1. Amazing Fantasy #15 (1962)
In the final issue of a struggling anthology comic previously called Amazing Adult Fantasy, a pop culture icon was born thanks to Steve Ditko and Stan Lee. The original incarnation of Spider-Man was truly more spider than man, with pages of him leaping and crawling over rooftops while frightening passer-bys instead of his smooth swings through New York. The plot of this comic is known to anyone who has seen Spider-Man, Amazing Spider-Man, or any of the various films. A nerd goes to a science exhibition, gets special abilities from a radioactive spider, finds fortune and fame on TV with his powers, lets a robber go one day, his uncle is murdered, and his killer is later revealed to be the same burglar. With great powers come great responsibility, and there’s an origin story for you.
Except for his depressing origin and loving relationship with his Aunt May and Uncle Ben, Stan Lee and Steve Ditko’s original Spider-Man/Peter Parker isn’t a likable fellow. He’s always telling people about his scientific knowledge, and brags to himself when he creates his own web fluid to swing from walls. In one thought bubble, he even says that he doesn’t care for any humans other than Aunt May and Uncle Ben, and Peter wears that glasses-at-the-end-of-his-nose-perpetual-scowl-face that Steve Ditko would return to throughout his career.
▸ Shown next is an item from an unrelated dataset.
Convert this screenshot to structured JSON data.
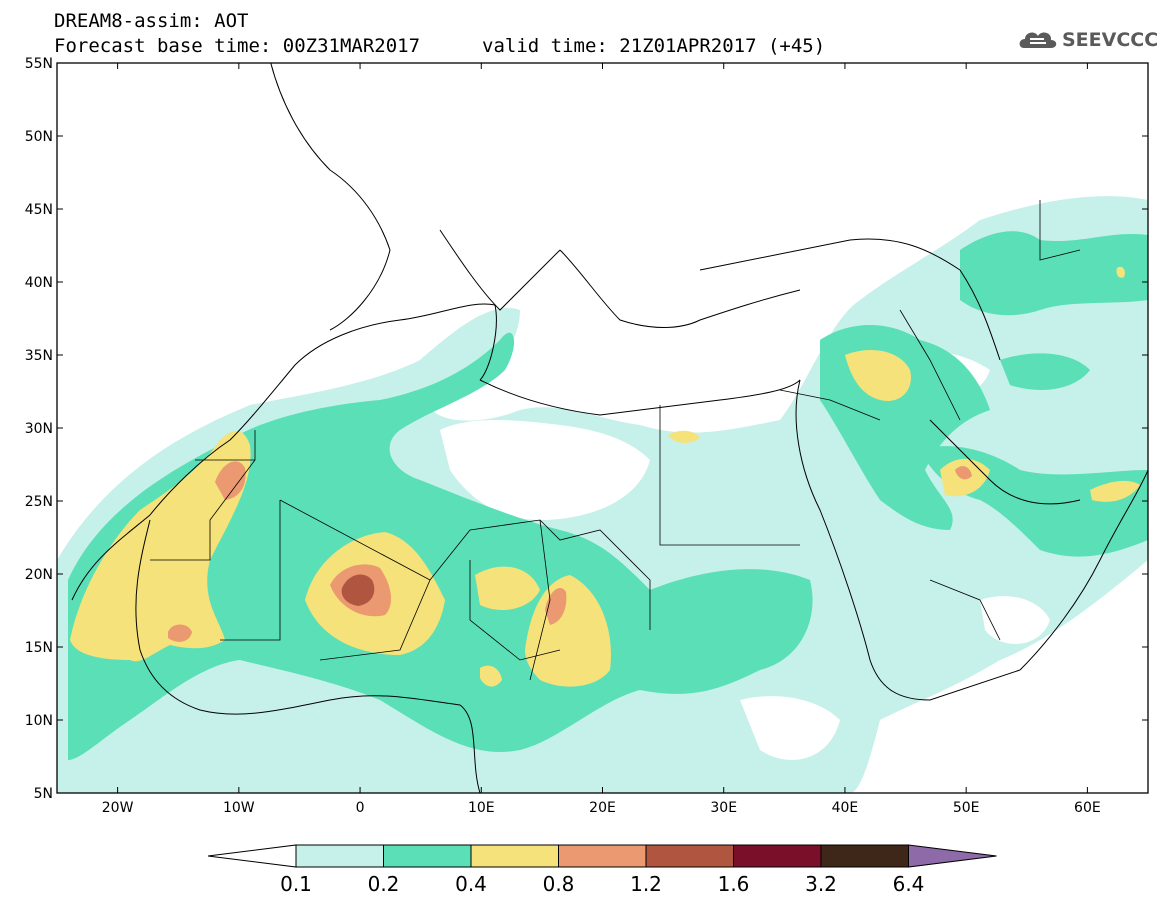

However, Amazing Fantasy #15 is an innovative superhero origin story, as it is one of the first to feature a solo teen superhero, someone who wasn’t a sidekick of an adult hero (Human Torch was a member of the Fantastic Four at the time). It also has an arc to it, as Peter Parker must learn to be a hero after his uncle’s death, beginning as a selfish daredevil and ending with vowing to be more responsible with his great powers. Like most of us, Spider-Man doesn’t immediately stop purse snatchers after getting superpowers, and uses his superpowers for his own gain until a personal tragedy forces him to change his ways.